1:27pm PT by Eriq Gardner
Legal Battle Over 'Voice' Singer Jumps From Kim Jong Un to Prince
Judith Glory Hill, a singer who became prominent as a contestant on The Voice after performing backup vocals for artists such as Stevie Wonder, Elton John and Michael Jackson, is the subject of two lawsuits filed this week.
In one, the music company run by Jolene Cherry is blaming superstar artist Prince for allegedly interfering in a contractual relationship and damaging prospects for Cherry's first album by releasing it digitally for free.
According to the complaint filed in L.A. Superior Court on Friday, Hill signed an exclusive recording agreement with a joint venture between Sony and The Cherry Party after appearing on The Voice in 2013. Cherry, a talent scout who takes credit for discovering Lady Gaga, says her relationship with Sony was later restructured and that The Cherry Party became a successor-in-interest to rights under the recording agreement.
Hill's deal is said to have required the singer to make four albums, but prior to the restructuring, there were rumors that she was meeting with Prince.
Cherry says that she rejected Hill's request to record and release an album with Prince and earlier this month, sent Hill a warning that working with Prince would violate the recording agreement.
According to the lawsuit, "The Cherry Party is informed and believes, and on that basis alleges, that Hill and Prince boldly and inexplicably ignored these warnings (and the law) and continued to proceed. Indeed, not only did Hill and Prince finish an album of 11 songs, but they also played that music for a group of reporters and then proceeded to release it on the Internet as a free digital download."
The complaint adds that Live Nation later tweeted, "#NewMusicTuesday gift from Prince to YOU! Check out @Judith_Hill's debut album 'BACK IN TIME'"
Now that this has happened and the press is "flooded with articles labeling Prince as Hill's 'producer' and the album Back in Time as 'his project,' " Cherry has filed a complaint alleging intentional interference with contractual relations. Represented by attorney Larry Stein, the plaintiff is demanding compensatory and punitive damages for making "it economically unfeasible for them to ever release Hill's 'first album' or their recordings of songs … which Hill had already recorded for The Cherry Party."
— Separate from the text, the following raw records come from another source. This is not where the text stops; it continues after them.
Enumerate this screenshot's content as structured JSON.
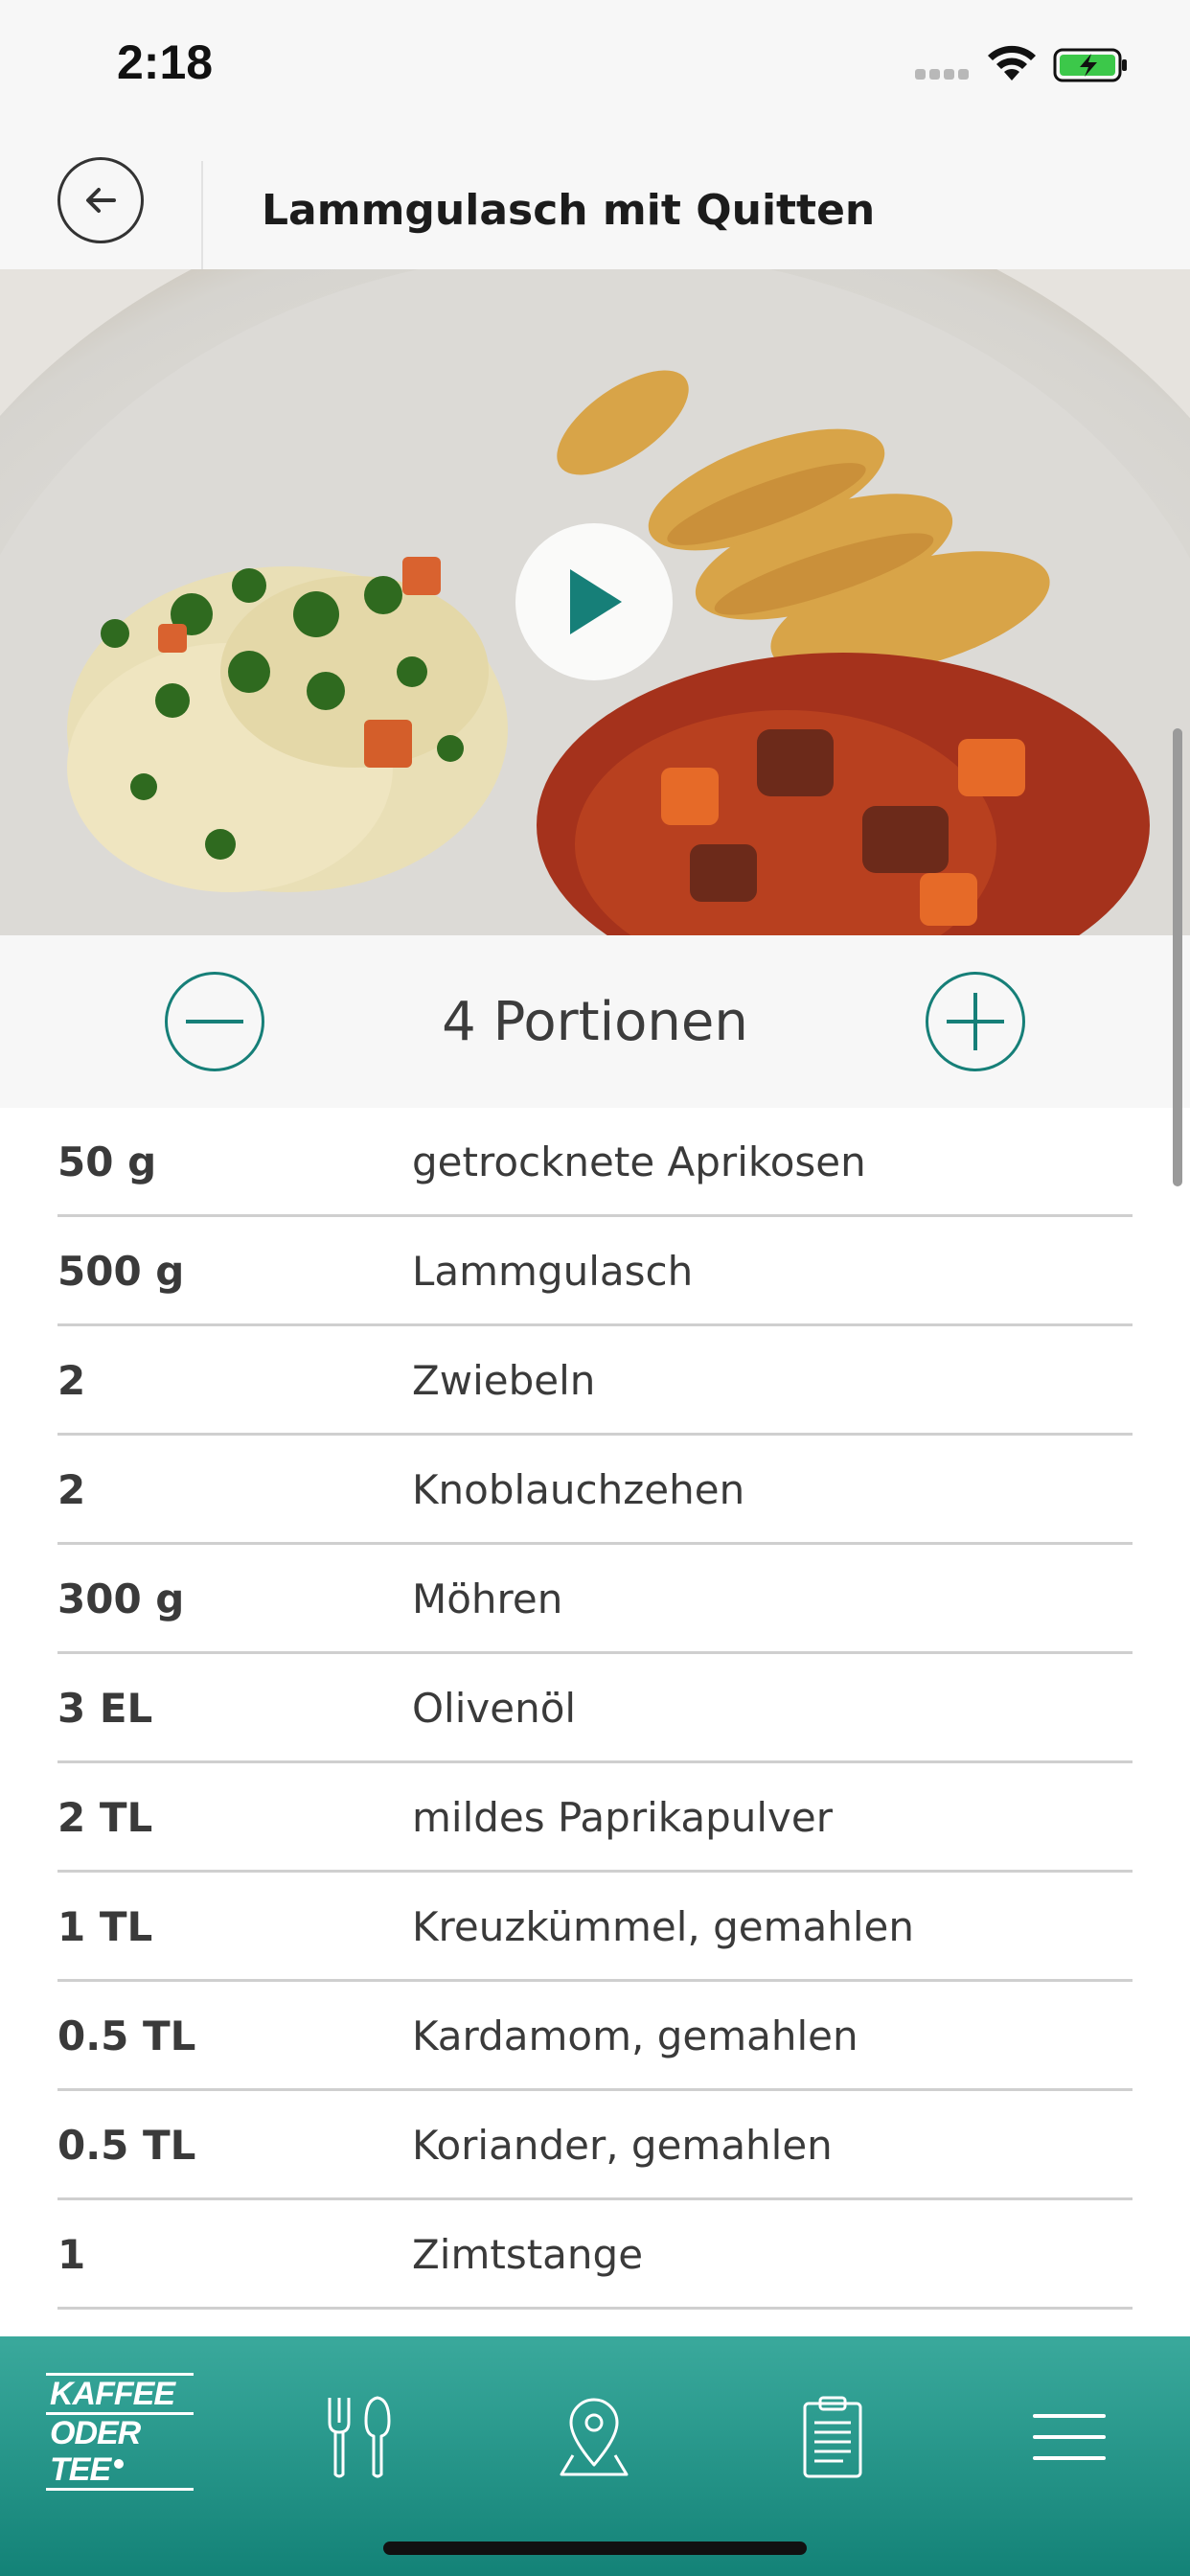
{
  "status_bar": {
    "time": "2:18"
  },
  "nav": {
    "title": "Lammgulasch mit Quitten"
  },
  "portions": {
    "label": "4 Portionen"
  },
  "ingredients": [
    {
      "amount": "50 g",
      "name": "getrocknete Aprikosen"
    },
    {
      "amount": "500 g",
      "name": "Lammgulasch"
    },
    {
      "amount": "2",
      "name": "Zwiebeln"
    },
    {
      "amount": "2",
      "name": "Knoblauchzehen"
    },
    {
      "amount": "300 g",
      "name": "Möhren"
    },
    {
      "amount": "3 EL",
      "name": "Olivenöl"
    },
    {
      "amount": "2 TL",
      "name": "mildes Paprikapulver"
    },
    {
      "amount": "1 TL",
      "name": "Kreuzkümmel, gemahlen"
    },
    {
      "amount": "0.5 TL",
      "name": "Kardamom, gemahlen"
    },
    {
      "amount": "0.5 TL",
      "name": "Koriander, gemahlen"
    },
    {
      "amount": "1",
      "name": "Zimtstange"
    }
  ],
  "tab_bar": {
    "logo_line1": "KAFFEE",
    "logo_line2": "ODER TEE",
    "icons": [
      "cutlery-icon",
      "map-pin-icon",
      "clipboard-icon",
      "menu-icon"
    ]
  },
  "colors": {
    "accent": "#167f78",
    "tab_bar_top": "#3aa99c",
    "tab_bar_bottom": "#138277",
    "battery": "#3cc84a"
  }
}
A spokesperson for Prince wasn't immediately available for comment, but Hill herself filed a lawsuit earlier in the week against Cherry that provides a different version of what occurred.
In her lawsuit, lodged in New York Supreme Court, the singer says that after the record deal was signed, Sony cut ties with Cherry, who "proved to be incompetent, erratic, unstable and wholly unable to perform the obligations that Ms. Hill had been promised both orally and in writing."
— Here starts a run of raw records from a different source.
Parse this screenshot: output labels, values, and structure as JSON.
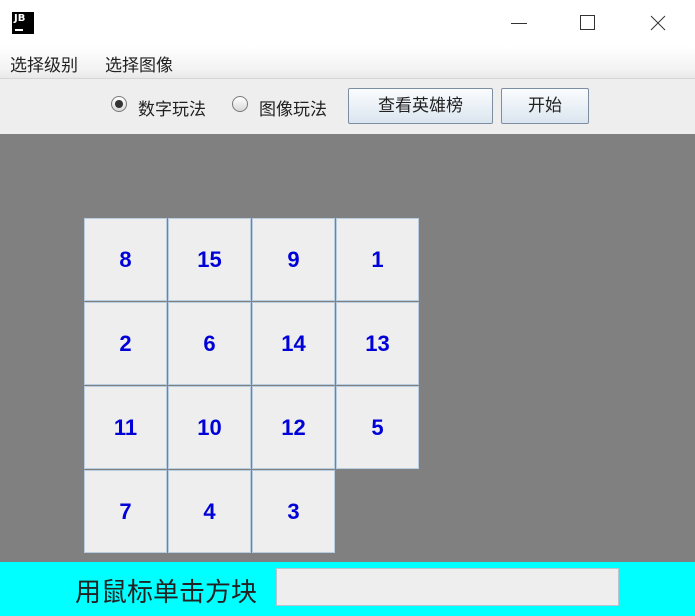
{
  "window": {
    "icon_text": "JB"
  },
  "menu": {
    "items": [
      "选择级别",
      "选择图像"
    ]
  },
  "toolbar": {
    "radios": [
      {
        "label": "数字玩法",
        "selected": true
      },
      {
        "label": "图像玩法",
        "selected": false
      }
    ],
    "leaderboard_label": "查看英雄榜",
    "start_label": "开始"
  },
  "board": {
    "tiles": [
      [
        "8",
        "15",
        "9",
        "1"
      ],
      [
        "2",
        "6",
        "14",
        "13"
      ],
      [
        "11",
        "10",
        "12",
        "5"
      ],
      [
        "7",
        "4",
        "3",
        ""
      ]
    ]
  },
  "status": {
    "label": "用鼠标单击方块",
    "field_value": ""
  },
  "colors": {
    "board_bg": "#808080",
    "tile_text": "#0000d8",
    "status_bg": "#00ffff"
  }
}
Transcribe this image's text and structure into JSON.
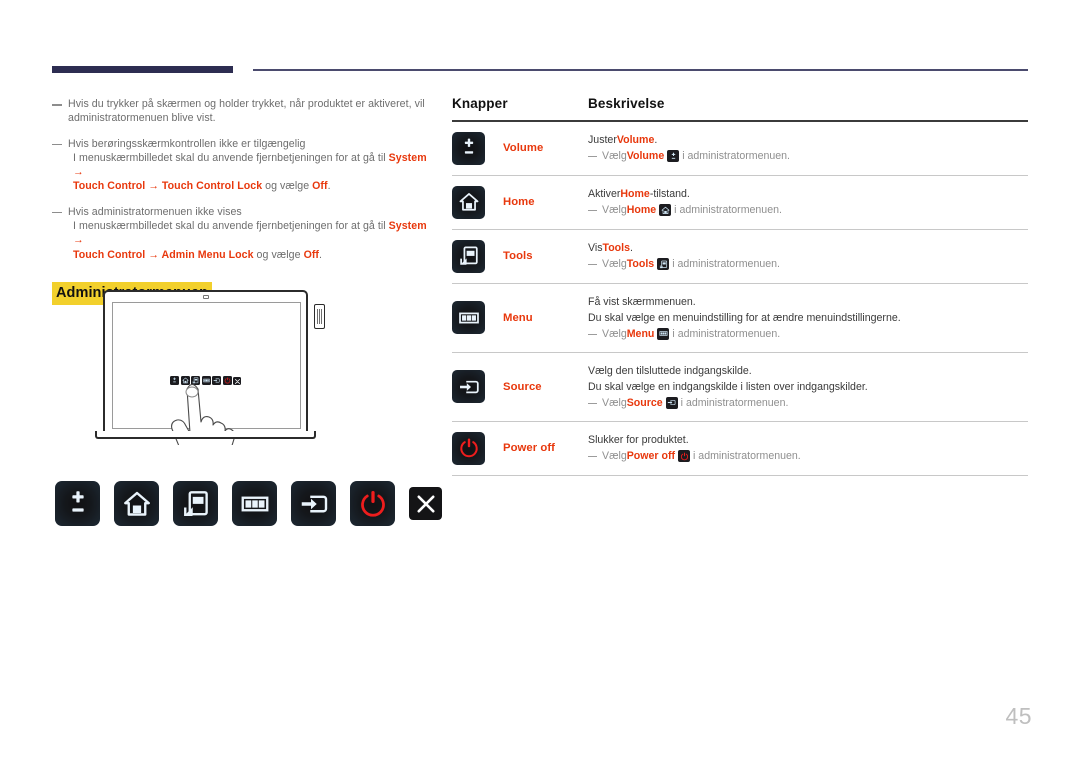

Cherry allegedly had said she was "sick of the music business and all of its trash" and disappeared.
Hill, who also appeared in the Oscar-winning documentary 20 Feet From Stardom, says she was "abandoned." Consequenty, Hill says she did her own thing before Cherry attempted control.
It's also reported that Cherry wanted Sony to become interested in a Hill parody song titled "James Franco," timed for release of The Interview, and that after Sony got hacked, Cherry allegedly had an "imposter publicist" plant a story in the New York Post about the song.
On January 2, 2015, the newspaper ran a story headlined, "Sony singer writes 'love letter' to Kim Jong Un."
"No artist can be expected to perform for a label which intentionally smears its own artist's reputation and violates, without remorse, the artist's core believes," states Hill's complaint from Scott Himes of Ballard Spahr alleging defamation, fraud and breach of contract.